On se dit, à la vue de cette incroyable plongée dans notre propre corps, qu’un petit miracle est à l’œuvre chaque fois que tout fonctionne correctement, et que c’est peut-être – finalement – l’état de parfaite santé qui est exceptionnel. La médecine, via ses gestes réparateurs, apparaît alors dans toute sa prodigieuse splendeur. Il y a ainsi quelque chose de l’ordre de l’exaltation devant ce qui pourrait pourtant sembler comme une profanation insupportable, ou répugnante. Il faut avoir le cœur bien accroché, il est vrai, pour supporter – sans détourner le regard – la césarienne en gros plan ou les incisions de l’œil. Et que dire de ce moment suspendu où le chirurgien utilise marteau et burin pour casser quelque chose (des cartilages ? des os ?) à l’intérieur d’un patient, avant de revisser tranquillement les différents éléments… “Que Dieu me préserve des mains des chirurgiens” s’amuse un chirurgien, et à cet instant précis, il résume parfaitement la pensée du spectateur, aussi admiratif soit-il des prouesses de la science.

L’autre force du film est justement de nous livrer, sans fard, les propos tenus dans les blocs opératoires, et qui tranchent souvent avec la solennité apparente du moment, qu’il s’agisse d’une conversation terriblement banale sur le prix de l’immobilier à Clichy ou d’une dispute entre soignants.
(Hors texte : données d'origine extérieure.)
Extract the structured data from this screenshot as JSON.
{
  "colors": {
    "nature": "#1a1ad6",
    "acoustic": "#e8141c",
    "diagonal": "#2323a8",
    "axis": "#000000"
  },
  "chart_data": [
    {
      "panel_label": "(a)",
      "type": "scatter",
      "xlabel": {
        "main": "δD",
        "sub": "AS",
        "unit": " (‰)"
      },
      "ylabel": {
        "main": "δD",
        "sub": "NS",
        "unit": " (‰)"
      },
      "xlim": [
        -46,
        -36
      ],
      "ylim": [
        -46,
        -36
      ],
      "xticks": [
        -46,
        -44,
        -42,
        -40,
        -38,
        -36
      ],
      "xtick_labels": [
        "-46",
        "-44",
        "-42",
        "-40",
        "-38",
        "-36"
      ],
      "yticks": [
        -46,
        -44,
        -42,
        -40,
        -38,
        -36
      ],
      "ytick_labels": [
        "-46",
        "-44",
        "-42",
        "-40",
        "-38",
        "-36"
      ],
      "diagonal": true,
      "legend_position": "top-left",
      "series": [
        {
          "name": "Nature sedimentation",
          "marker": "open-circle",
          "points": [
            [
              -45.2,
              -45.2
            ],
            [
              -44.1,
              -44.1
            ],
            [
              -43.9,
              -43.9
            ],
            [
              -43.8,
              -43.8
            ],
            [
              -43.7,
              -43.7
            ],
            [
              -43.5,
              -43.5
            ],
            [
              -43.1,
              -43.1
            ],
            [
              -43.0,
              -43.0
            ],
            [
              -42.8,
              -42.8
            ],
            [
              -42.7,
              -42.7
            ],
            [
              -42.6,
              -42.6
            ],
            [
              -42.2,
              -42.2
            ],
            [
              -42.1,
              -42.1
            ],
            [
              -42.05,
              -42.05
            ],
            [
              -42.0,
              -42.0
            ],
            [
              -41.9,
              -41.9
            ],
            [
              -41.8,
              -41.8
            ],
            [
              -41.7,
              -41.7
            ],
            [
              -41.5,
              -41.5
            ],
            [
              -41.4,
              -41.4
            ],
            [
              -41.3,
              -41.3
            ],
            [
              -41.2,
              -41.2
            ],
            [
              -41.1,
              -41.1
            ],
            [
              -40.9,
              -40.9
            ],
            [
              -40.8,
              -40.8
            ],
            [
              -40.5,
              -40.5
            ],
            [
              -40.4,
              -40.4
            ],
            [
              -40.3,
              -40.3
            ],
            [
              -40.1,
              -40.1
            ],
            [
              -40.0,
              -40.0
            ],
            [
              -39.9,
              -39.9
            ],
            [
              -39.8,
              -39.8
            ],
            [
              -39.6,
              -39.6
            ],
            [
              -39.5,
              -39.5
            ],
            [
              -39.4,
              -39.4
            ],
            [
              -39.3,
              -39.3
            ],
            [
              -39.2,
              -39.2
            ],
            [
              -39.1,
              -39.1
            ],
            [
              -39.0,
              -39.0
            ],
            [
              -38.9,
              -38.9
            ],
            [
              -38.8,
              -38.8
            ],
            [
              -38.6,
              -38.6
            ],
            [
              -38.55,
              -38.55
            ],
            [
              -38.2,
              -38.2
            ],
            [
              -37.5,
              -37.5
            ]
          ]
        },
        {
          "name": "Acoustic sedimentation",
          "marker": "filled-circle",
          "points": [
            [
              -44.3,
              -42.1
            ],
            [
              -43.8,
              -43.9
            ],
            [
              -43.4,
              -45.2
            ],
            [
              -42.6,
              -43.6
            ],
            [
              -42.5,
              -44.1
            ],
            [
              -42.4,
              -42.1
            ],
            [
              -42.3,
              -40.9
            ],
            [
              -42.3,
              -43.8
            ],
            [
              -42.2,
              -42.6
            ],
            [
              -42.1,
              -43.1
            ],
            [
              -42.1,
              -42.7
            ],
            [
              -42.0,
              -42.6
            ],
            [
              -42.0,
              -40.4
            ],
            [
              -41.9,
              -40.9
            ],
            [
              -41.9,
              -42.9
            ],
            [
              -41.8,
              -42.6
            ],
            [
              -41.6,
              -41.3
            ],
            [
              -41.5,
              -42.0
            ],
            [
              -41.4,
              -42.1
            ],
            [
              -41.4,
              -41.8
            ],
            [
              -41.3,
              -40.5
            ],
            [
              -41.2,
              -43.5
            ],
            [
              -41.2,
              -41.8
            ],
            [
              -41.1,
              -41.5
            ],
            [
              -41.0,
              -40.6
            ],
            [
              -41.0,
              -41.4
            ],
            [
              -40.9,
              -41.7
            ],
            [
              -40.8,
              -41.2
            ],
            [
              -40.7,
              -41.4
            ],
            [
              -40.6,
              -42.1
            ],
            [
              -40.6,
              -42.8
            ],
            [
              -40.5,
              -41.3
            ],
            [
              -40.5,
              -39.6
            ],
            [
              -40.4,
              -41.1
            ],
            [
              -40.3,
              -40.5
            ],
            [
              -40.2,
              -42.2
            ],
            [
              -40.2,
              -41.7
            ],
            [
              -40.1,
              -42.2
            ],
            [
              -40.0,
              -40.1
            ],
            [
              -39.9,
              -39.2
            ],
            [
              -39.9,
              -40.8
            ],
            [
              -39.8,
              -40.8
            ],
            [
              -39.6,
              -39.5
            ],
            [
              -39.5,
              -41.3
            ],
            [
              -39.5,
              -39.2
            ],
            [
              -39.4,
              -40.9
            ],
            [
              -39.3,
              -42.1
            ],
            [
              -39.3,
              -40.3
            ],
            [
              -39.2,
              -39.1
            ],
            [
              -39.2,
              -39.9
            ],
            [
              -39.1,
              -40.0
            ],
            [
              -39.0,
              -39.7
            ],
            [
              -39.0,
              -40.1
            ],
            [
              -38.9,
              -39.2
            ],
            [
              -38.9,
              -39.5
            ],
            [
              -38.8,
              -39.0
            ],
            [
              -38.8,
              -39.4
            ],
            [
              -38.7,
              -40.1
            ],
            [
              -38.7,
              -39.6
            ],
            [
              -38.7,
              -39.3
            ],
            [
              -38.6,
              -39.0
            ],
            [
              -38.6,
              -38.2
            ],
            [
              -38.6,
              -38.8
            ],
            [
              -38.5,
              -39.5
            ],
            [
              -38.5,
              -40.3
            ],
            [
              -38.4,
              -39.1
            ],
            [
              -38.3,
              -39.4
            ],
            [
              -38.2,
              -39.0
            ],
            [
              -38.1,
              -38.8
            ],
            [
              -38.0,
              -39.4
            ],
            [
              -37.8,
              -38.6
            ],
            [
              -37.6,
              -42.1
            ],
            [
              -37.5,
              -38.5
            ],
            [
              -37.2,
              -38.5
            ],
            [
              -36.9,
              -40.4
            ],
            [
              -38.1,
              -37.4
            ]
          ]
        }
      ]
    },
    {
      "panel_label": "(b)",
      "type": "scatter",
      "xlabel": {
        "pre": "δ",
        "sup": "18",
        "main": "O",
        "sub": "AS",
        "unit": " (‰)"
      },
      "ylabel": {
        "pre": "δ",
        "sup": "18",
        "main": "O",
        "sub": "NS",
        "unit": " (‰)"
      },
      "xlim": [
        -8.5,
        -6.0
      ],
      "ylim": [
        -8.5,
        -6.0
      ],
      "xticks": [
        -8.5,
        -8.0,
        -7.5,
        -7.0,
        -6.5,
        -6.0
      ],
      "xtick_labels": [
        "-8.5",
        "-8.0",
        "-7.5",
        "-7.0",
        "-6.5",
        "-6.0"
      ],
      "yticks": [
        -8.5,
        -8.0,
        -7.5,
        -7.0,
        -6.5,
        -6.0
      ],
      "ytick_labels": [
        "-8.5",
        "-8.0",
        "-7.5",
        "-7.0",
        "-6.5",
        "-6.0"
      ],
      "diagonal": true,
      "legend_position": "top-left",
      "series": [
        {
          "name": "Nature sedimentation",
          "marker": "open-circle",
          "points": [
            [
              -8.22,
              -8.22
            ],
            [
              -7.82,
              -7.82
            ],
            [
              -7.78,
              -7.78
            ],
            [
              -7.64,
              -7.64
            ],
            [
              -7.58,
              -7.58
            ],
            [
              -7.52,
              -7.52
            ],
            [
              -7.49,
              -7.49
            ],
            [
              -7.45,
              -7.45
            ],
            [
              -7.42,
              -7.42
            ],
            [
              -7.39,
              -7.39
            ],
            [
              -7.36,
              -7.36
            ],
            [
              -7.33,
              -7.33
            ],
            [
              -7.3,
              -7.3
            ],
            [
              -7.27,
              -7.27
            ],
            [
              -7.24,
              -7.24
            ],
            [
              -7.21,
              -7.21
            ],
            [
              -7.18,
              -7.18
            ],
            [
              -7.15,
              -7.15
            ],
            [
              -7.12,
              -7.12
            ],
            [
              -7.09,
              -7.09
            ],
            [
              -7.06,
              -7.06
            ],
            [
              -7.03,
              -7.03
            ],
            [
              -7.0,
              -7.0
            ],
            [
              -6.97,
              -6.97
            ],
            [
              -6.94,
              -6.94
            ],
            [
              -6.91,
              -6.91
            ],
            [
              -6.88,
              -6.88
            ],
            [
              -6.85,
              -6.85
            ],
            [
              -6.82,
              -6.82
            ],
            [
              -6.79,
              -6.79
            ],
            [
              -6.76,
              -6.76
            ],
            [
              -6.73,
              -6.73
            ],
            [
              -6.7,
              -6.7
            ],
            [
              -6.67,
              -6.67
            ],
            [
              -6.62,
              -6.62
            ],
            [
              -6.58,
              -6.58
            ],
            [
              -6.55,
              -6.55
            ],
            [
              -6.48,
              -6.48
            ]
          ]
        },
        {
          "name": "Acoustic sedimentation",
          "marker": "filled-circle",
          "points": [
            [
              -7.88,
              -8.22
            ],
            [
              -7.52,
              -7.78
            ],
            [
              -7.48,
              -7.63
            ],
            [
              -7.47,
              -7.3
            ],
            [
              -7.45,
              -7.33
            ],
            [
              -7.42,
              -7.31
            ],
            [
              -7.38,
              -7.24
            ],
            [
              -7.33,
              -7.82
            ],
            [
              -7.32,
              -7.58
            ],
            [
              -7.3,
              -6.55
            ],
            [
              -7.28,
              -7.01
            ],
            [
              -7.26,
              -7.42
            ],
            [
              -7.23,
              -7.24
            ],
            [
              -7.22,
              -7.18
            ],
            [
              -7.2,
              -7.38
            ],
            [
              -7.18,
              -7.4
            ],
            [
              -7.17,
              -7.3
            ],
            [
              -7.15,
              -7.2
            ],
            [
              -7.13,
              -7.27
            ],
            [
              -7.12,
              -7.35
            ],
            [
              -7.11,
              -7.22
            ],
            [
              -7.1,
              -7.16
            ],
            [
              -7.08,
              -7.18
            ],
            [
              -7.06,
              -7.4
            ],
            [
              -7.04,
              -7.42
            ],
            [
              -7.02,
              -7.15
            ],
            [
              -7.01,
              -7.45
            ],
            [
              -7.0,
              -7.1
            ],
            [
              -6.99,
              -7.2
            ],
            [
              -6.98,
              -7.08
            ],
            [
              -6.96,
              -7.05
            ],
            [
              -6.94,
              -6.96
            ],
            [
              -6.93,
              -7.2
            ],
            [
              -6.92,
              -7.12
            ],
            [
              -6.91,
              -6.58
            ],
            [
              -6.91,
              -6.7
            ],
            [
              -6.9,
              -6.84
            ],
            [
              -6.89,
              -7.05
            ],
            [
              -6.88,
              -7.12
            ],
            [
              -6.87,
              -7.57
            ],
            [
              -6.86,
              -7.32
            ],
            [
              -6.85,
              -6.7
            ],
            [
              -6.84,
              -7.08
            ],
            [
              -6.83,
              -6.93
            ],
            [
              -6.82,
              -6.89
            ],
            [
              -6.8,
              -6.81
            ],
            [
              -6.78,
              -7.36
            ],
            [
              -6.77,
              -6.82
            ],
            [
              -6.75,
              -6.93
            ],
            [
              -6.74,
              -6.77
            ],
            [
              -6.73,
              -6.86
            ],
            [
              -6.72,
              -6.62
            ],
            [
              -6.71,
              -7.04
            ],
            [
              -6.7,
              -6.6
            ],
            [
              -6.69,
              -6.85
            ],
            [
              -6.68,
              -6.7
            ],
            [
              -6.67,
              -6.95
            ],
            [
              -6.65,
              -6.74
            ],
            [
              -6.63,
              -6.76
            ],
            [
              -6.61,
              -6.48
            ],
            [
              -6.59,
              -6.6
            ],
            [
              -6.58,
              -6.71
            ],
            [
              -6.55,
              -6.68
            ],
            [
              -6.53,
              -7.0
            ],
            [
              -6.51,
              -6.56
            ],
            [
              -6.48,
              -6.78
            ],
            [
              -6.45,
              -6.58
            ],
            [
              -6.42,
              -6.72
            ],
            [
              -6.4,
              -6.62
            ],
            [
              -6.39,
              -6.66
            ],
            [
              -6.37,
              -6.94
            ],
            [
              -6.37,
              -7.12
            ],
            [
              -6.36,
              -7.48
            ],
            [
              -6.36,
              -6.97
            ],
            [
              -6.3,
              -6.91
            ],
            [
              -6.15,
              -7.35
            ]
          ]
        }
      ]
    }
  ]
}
Cela pourrait sembler anecdotique, et pourtant ce décalage entre le geste et la parole est l’une des clefs pour appréhender ce qui se joue derrière les murs de l’hôpital, à savoir le rapport étroit qu’entretient chaque membre du corps médical avec la maladie et la mort qu’il côtoie quotidiennement. Lorsque l’on palpe ou découpe l’intimité la plus intérieure de ses semblables à longueur de journée, il est indispensable d’avoir le recul nécessaire pour se détacher de ces intrusions permanentes, de la souffrance et de la peur auxquelles elles sont liées, pour s’en extraire, et continuer à exercer avec le moins d’affect possible.

Prenant de la hauteur par rapport aux nouveaux paysages intérieurs qu’il dévoile, et que le spectateur n’oubliera vraisemblablement pas de sitôt, De humani corporis fabrica s’intéresse en effet à un autre corps, celui, social, de l’hôpital, qui ressemble étonnamment au nôtre avec ses différents organes, ses boyaux (il y a dans le film de touchantes séquences filmées dans les couloirs, comme celles qui mettent en scène un duo de vieilles dames dont l’une ne cesse de répéter en boucle les phrases que lui disent vraisemblablement les infirmières jour après jour), ses dysfonctionnements et ses maladies mortelles. Et qui lui-même fait partie d’une entité plus globale qui est la société. C’est le moment où Verena Pavel et Louis Castaing-Taylor réinjectent discrètement du politique dans ce qui était à la fois poétique (certaines images sont véritablement de toute beauté – au-delà de ce qu’elles représentent concrètement) et vertigineusement métaphysique (notamment la dualité entre notre finitude face à la mort, et les perspectives infinies que les images médicales ouvrent sur notre intériorité). On pense évidemment au sort incertain de l’hôpital public menacé par les intérêts financiers de quelques-uns, au personnel médical pressuré et soumis à des cadences de plus en plus inhumaines, aux patients en attente de lit et qui meurent parfois au beau milieu d’un couloir. Ce corps-là est à notre image : merveilleux de technicité, et menacé de l’intérieur comme de l’extérieur.

A bien des égards, De humani corporis fabrica change le regard du spectateur : sur lui-même, bien sûr, sur ses semblables, c’est évident, mais aussi sur le monde dans lequel il vit et dont il perçoit que le principe d’interconnexion générale qui le fonde est à la fois sa plus grande force et son irrémédiable faiblesse : aucun organe n’est susceptible de survivre à la disparition de tous les autres.

Marie-Pauline Mollaret

Film documentaire franco-suisse de Verena Paravel et Louis Castaing-Taylor (2022), 1h58.